The report featured Dale Beaver, one of the senior MRO chaplains along with several drivers, including Michael Waltrip, an unabashed Christian. Beaver was the guy who conducted the funeral service for Dale Earnhardt back in 2001 after he died in an accident at the end of the 2001 Daytona 500, a race won by Waltrip.

The report seemed reasonably fair until the very end. As they closed the report, they stated that as NASCAR moves into New York (and by inference other "sophisticated" areas), they'll have to tone down the religion stuff. They even interviewed Rick Reilly from Sports Illustrated who said that non-Christians might not feel welcome at NASCAR events. Baloney.

For one thing NASCAR already has races in several blue states, including California, Illinois, Wisconsin (Busch series), Michigan, Delaware, Pennsylvania, New York (upstate) and New Hampshire. I don't see the crowds dwindling at those events because they open with a prayer.

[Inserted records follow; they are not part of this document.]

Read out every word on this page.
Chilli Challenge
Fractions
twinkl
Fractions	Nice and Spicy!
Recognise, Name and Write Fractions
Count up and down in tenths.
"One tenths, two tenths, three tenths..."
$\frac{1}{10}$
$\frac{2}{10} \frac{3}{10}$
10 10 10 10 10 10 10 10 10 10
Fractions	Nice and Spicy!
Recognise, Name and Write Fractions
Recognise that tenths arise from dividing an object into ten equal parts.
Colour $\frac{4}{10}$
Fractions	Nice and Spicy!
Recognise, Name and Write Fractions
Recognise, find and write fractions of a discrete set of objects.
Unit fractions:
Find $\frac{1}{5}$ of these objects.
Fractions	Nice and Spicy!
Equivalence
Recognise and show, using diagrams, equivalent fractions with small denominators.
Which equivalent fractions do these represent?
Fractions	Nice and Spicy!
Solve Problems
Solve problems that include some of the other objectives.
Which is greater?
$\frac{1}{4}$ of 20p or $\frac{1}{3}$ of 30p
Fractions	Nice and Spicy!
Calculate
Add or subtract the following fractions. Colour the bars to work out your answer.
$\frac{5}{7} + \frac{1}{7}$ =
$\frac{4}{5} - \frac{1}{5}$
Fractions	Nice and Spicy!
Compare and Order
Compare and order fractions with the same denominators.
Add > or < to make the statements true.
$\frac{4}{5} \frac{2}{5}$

And anyone who thinks that all 160,000 people that attended the race in Talledega, AL last weekend were all devout born-again Christians is kidding themselves. Not every Red-stater is a Christian, and certainly not all current NASCAR fans. There's room for everyone at a NASCAR event.

However, I'm confident that you won't hear any prayers to Buddah, Allah, Confucious, or any other "diety" at future races. It would make the racing a little awkward if the drivers had to stop several times to get out of their cars and bow to Mecca. You could lose a lot of laps that way.